The Social Work Health Futures Fellows will work together on pertinent research, studying topics including:
- The relationship of social media and technology to human health and well-being
- Use of artificial intelligence in relation to health (including the exploration of algorithmic racism as well as vital problem-solving opportunities)
- Geopolitical issues shifting the nature of place and identity
- Power and control of individual well-being, especially with regard to vulnerable people
- The impact of climate change and climate justice on human health
- The future of work for marginalized populations
- The access to and use of technology as a tool of power and set of health rights
Endorsed by the National Association of Social Work, the Council on Social Work Education, and the National Association of Deans and Directors of Schools of Social Work, this initiative aspires to helping to prepare a new generation of the profession.

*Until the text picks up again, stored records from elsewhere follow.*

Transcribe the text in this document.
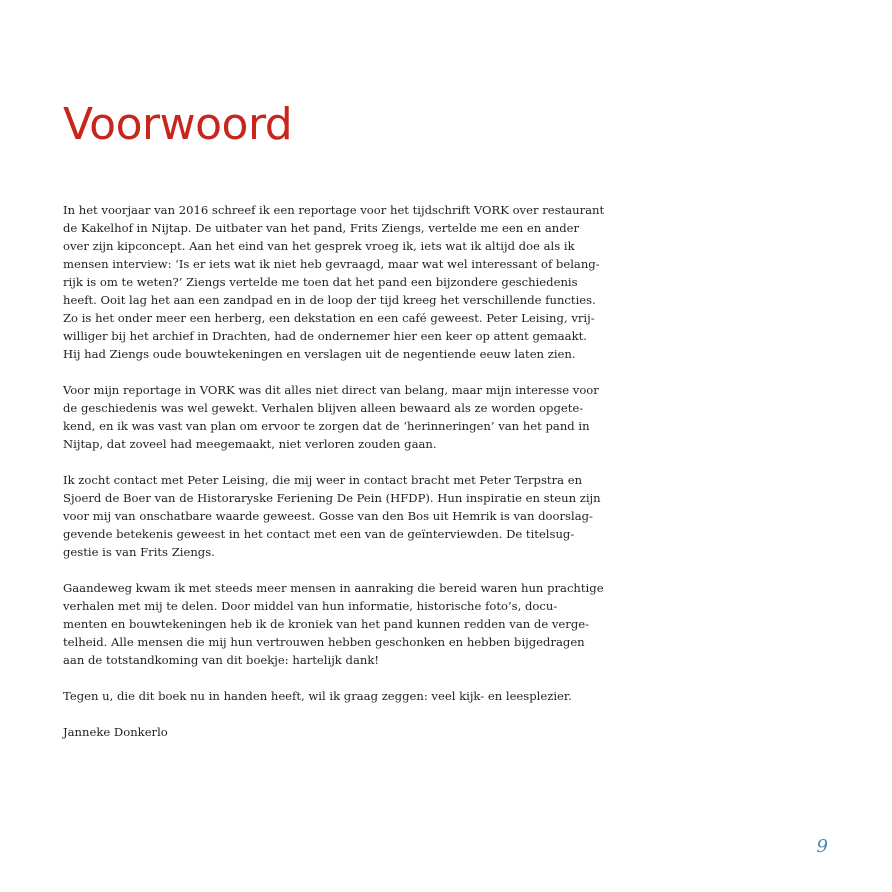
Voorwoord

In het voorjaar van 2016 schreef ik een reportage voor het tijdschrift VORK over restaurant
de Kakelhof in Nijtap. De uitbater van het pand, Frits Ziengs, vertelde me een en ander
over zijn kipconcept. Aan het eind van het gesprek vroeg ik, iets wat ik altijd doe als ik
mensen interview: ‘Is er iets wat ik niet heb gevraagd, maar wat wel interessant of belang-
rijk is om te weten?’ Ziengs vertelde me toen dat het pand een bijzondere geschiedenis
heeft. Ooit lag het aan een zandpad en in de loop der tijd kreeg het verschillende functies.
Zo is het onder meer een herberg, een dekstation en een café geweest. Peter Leising, vrij-
williger bij het archief in Drachten, had de ondernemer hier een keer op attent gemaakt.
Hij had Ziengs oude bouwtekeningen en verslagen uit de negentiende eeuw laten zien.

Voor mijn reportage in VORK was dit alles niet direct van belang, maar mijn interesse voor
de geschiedenis was wel gewekt. Verhalen blijven alleen bewaard als ze worden opgete-
kend, en ik was vast van plan om ervoor te zorgen dat de ‘herinneringen’ van het pand in
Nijtap, dat zoveel had meegemaakt, niet verloren zouden gaan.

Ik zocht contact met Peter Leising, die mij weer in contact bracht met Peter Terpstra en
Sjoerd de Boer van de Historaryske Feriening De Pein (HFDP). Hun inspiratie en steun zijn
voor mij van onschatbare waarde geweest. Gosse van den Bos uit Hemrik is van doorslag-
gevende betekenis geweest in het contact met een van de geïnterviewden. De titelsug-
gestie is van Frits Ziengs.

Gaandeweg kwam ik met steeds meer mensen in aanraking die bereid waren hun prachtige
verhalen met mij te delen. Door middel van hun informatie, historische foto’s, docu-
menten en bouwtekeningen heb ik de kroniek van het pand kunnen redden van de verge-
telheid. Alle mensen die mij hun vertrouwen hebben geschonken en hebben bijgedragen
aan de totstandkoming van dit boekje: hartelijk dank!

Tegen u, die dit boek nu in handen heeft, wil ik graag zeggen: veel kijk- en leesplezier.

Janneke Donkerlo

9
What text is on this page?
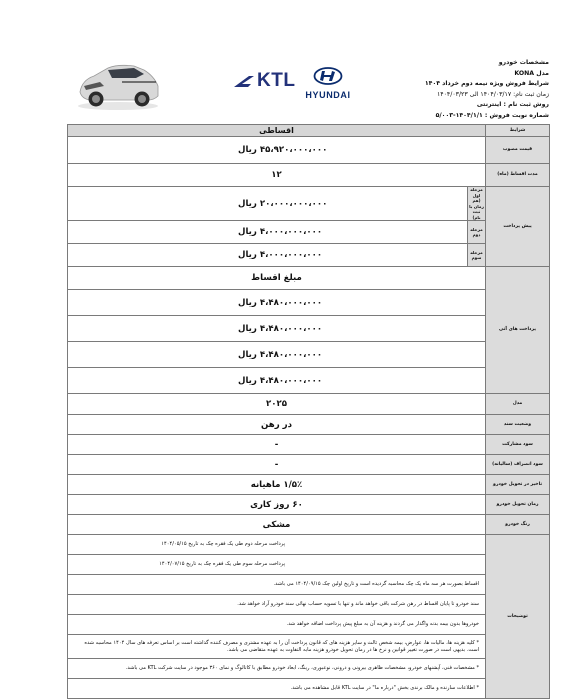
KTL
HYUNDAI
مشخصات خودرو
مدل KONA
شرایط فروش ویژه نیمه دوم خرداد ۱۴۰۴
زمان ثبت نام: ۱۴۰۴/۰۳/۱۷ الی ۱۴۰۴/۰۳/۲۳
روش ثبت نام : اینترنتی
شماره نوبت فروش : ۱۴۰۴/۱/۱-۵/۰۰۳
اقساطی		شرایط
۴۵،۹۲۰،۰۰۰،۰۰۰ ریال		قیمت مصوب
۱۲		مدت اقساط (ماه)
۲۰،۰۰۰،۰۰۰،۰۰۰ ریال	مرحله اول (هم زمان با ثبت نام)	پیش پرداخت
۴،۰۰۰،۰۰۰،۰۰۰ ریال	مرحله دوم	
۴،۰۰۰،۰۰۰،۰۰۰ ریال	مرحله سوم	
مبلغ اقساط		پرداخت های آتی
۴،۴۸۰،۰۰۰،۰۰۰ ریال		
۴،۴۸۰،۰۰۰،۰۰۰ ریال		
۴،۴۸۰،۰۰۰،۰۰۰ ریال		
۴،۴۸۰،۰۰۰،۰۰۰ ریال		
۲۰۲۵		مدل
در رهن		وضعیت سند
-		سود مشارکت
-		سود انصراف (سالیانه)
۱/۵٪ ماهیانه		تاخیر در تحویل خودرو
۶۰ روز کاری		زمان تحویل خودرو
مشکی		رنگ خودرو
پرداخت مرحله دوم طی یک فقره چک به تاریخ ۱۴۰۴/۰۵/۱۵		توضیحات
پرداخت مرحله سوم طی یک فقره چک به تاریخ ۱۴۰۴/۰۷/۱۵		
اقساط بصورت هر سه ماه یک چک محاسبه گردیده است و تاریخ اولین چک ۱۴۰۴/۰۹/۱۵ می باشد.		
سند خودرو تا پایان اقساط در رهن شرکت باقی خواهد ماند و تنها با تسویه حساب نهائی سند خودرو آزاد خواهد شد.		
خودروها بدون بیمه بدنه واگذار می گردند و هزینه آن به مبلغ پیش پرداخت اضافه خواهد شد.		
* کلیه هزینه ها، مالیات ها، عوارض، بیمه شخص ثالث و سایر هزینه های که قانون پرداخت آن را به عهده مشتری و مصرف کننده گذاشته است بر اساس تعرفه های سال ۱۴۰۴ محاسبه شده است. بدیهی است در صورت تغییر قوانین و نرخ ها در زمان تحویل خودرو هزینه مابه التفاوت به عهده متقاضی می باشد.		
* مشخصات فنی، آپشنهای خودرو، مشخصات ظاهری بیرونی و درونی، نوعبوری، رینگ، ابعاد خودرو مطابق با کاتالوگ و نمای ۳۶۰ موجود در سایت شرکت KTL می باشد.		
* اطلاعات سازنده و مالک برندی بخش "درباره ما" در سایت KTL قابل مشاهده می باشد.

“As COVID-19 has taught us, the world can change very quickly — and the future is a work in progress,” said Principal Investigator and National Social Work Health Futures Lab Director, Laura Nissen, Professor at the PSU School of Social Work and a Research Fellow at the Institute for the Future in Palo Alto, Calif. “The future we want requires our attention and our collective ability to both imagine and then build together in new ways. This initiative provides a new kind of space for social work to imagine our role in the world that is unfolding right now, and in the years to come especially as it relates to the health and well-being of communities, and to the future of health and human rights.”
This project builds on ongoing work Nissen has been engaged in exploring and inviting social workers nationally to consider futures and foresight methods in their practice.
This national learning collaborative comprises a diverse array of social work educators, researchers, practitioners and students who competed in a national call for proposals. They submitted proposals that required them to imagine an “artifact from the future” to illustrate their ideas and commitment. These included interviews with themselves from the future, maps of new community mutual aid networks and future press releases noting important breakthroughs in social welfare policy.
“The new Fellows have already indicated their deep enthusiasm, vision and passion to help steer the profession towards effectiveness and innovation in the years to come,” said Mit Joyner, President of the National Association of Social Workers. “We’re so excited to learn with and from them as they progress through the work and learning of the lab.”
The project will also shine a light on the ways the future of work might impact social workers themselves who work with social determinants of health issues, including the ways that roles, tools and methods may expand and become even more interdisciplinary and more technological in the coming years. These explorations may lead to a host of new ideas about how to best teach and prepare the next generation for effective leadership and practice in a changing world.